A bash script to parallelize merge nearby significant interactions and filter Fit-Hi-C output. Note - you will have to modify the actual script contents to assume your cluster config/ organism.

bash merge-filter-parallelized.sh [inputFile] [resolution] [outputDirectory] [fdr]

[inputFile]                Input file of Fit-Hi-C interactions
[resolution]               Resolution used
[outputDirectory]          Directory to dump output to
[fdr]                      False Discovery rate to use when subsetting interactions
[utilities]                Full path to utilities folder (folder where CombineNearbyInteraction.py is)

Citing Fit-Hi-C

If Fit-Hi-C was used in your analysis, please issue the following citations:

1) Arya Kaul, Sourya Bhattacharyya & Ferhat Ay 2020. "Identifying statistically significant chromatin contacts from Hi-C data with FitHiC2." Nature Protocols. 15:991-1012, 2020. doi: 10.1038/s41596-019-0273-0.

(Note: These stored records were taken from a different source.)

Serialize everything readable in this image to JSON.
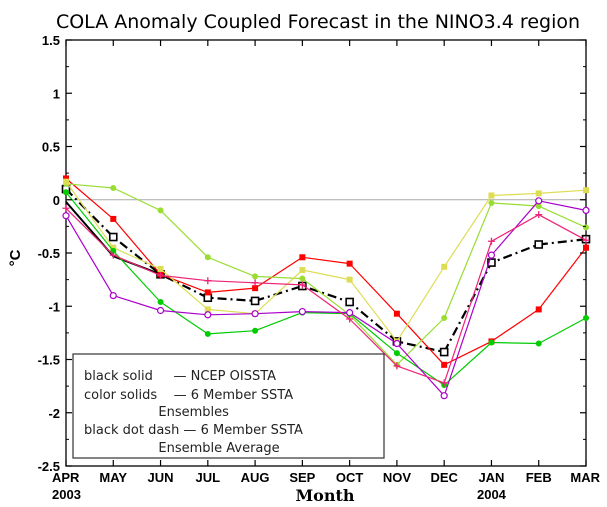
{
  "chart_data": {
    "type": "line",
    "title": "COLA Anomaly Coupled Forecast in the NINO3.4 region",
    "xlabel": "Month",
    "ylabel": "°C",
    "ylim": [
      -2.5,
      1.5
    ],
    "yticks": [
      "1.5",
      "1",
      "0.5",
      "0",
      "-0.5",
      "-1",
      "-1.5",
      "-2",
      "-2.5"
    ],
    "categories": [
      "APR",
      "MAY",
      "JUN",
      "JUL",
      "AUG",
      "SEP",
      "OCT",
      "NOV",
      "DEC",
      "JAN",
      "FEB",
      "MAR"
    ],
    "year_labels": [
      {
        "index": 0,
        "text": "2003"
      },
      {
        "index": 9,
        "text": "2004"
      }
    ],
    "zero_line": true,
    "grid": false,
    "legend": {
      "placement": "bottom-left",
      "lines": [
        "black solid     — NCEP OISSTA",
        "color solids    — 6 Member SSTA",
        "                  Ensembles",
        "black dot dash — 6 Member SSTA",
        "                  Ensemble Average"
      ]
    },
    "series": [
      {
        "color": "#000000",
        "style": "solid",
        "marker": "none",
        "values": [
          -0.02,
          -0.53,
          -0.7,
          null,
          null,
          null,
          null,
          null,
          null,
          null,
          null,
          null
        ]
      },
      {
        "color": "#000000",
        "style": "dashdot",
        "marker": "square",
        "values": [
          0.1,
          -0.35,
          -0.7,
          -0.92,
          -0.95,
          -0.81,
          -0.96,
          -1.33,
          -1.43,
          -0.59,
          -0.42,
          -0.37
        ]
      },
      {
        "color": "#ff0000",
        "style": "solid",
        "marker": "square",
        "values": [
          0.2,
          -0.18,
          -0.7,
          -0.87,
          -0.83,
          -0.54,
          -0.6,
          -1.07,
          -1.55,
          -1.33,
          -1.03,
          -0.45
        ]
      },
      {
        "color": "#99dd33",
        "style": "solid",
        "marker": "circle",
        "values": [
          0.15,
          0.11,
          -0.1,
          -0.54,
          -0.72,
          -0.74,
          -1.08,
          -1.55,
          -1.11,
          -0.03,
          -0.06,
          -0.26
        ]
      },
      {
        "color": "#dddd55",
        "style": "solid",
        "marker": "square",
        "values": [
          0.17,
          -0.45,
          -0.65,
          -1.03,
          -1.07,
          -0.66,
          -0.75,
          -1.33,
          -0.63,
          0.04,
          0.06,
          0.09
        ]
      },
      {
        "color": "#00cc00",
        "style": "solid",
        "marker": "circle",
        "values": [
          0.07,
          -0.48,
          -0.96,
          -1.26,
          -1.23,
          -1.06,
          -1.07,
          -1.44,
          -1.74,
          -1.34,
          -1.35,
          -1.11
        ]
      },
      {
        "color": "#aa00cc",
        "style": "solid",
        "marker": "circle",
        "values": [
          -0.15,
          -0.9,
          -1.04,
          -1.08,
          -1.07,
          -1.05,
          -1.06,
          -1.35,
          -1.84,
          -0.52,
          -0.01,
          -0.1
        ]
      },
      {
        "color": "#ee2277",
        "style": "solid",
        "marker": "plus",
        "values": [
          -0.08,
          -0.52,
          -0.71,
          -0.76,
          -0.78,
          -0.8,
          -1.12,
          -1.56,
          -1.72,
          -0.39,
          -0.14,
          -0.38
        ]
      }
    ]
  }
}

2) Ferhat Ay, Timothy L. Bailey, William S. Noble. 2014. "Statistical confidence estimation for Hi-C data reveals regulatory chromatin contacts." Genome Research. 24(6):999-1011, 2014. doi: 10.1101/gr.160374.113.

License

Copyright (c), 2012, University of Washington

Permission is hereby granted, free of charge, to any person obtaining a copy of this software and associated documentation files (the "Software"), to deal in the Software without restriction, including without limitation the rights to use, copy, modify, merge, publish, distribute, sublicense, and/or sell copies of the Software, and to permit persons to whom the Software is furnished to do so, subject to the following conditions:

The above copyright notice and this permission notice shall be included in all copies or substantial portions of the Software.

THE SOFTWARE IS PROVIDED "AS IS", WITHOUT WARRANTY OF ANY KIND, EXPRESS OR IMPLIED, INCLUDING BUT NOT LIMITED TO THE WARRANTIES OF MERCHANTABILITY, FITNESS FOR A PARTICULAR PURPOSE AND NONINFRINGEMENT. IN NO EVENT SHALL THE AUTHORS OR COPYRIGHT HOLDERS BE LIABLE FOR ANY CLAIM, DAMAGES OR OTHER LIABILITY, WHETHER IN AN ACTION OF CONTRACT, TORT OR OTHERWISE, ARISING FROM, OUT OF OR IN CONNECTION WITH THE SOFTWARE OR THE USE OR OTHER DEALINGS IN THE SOFTWARE.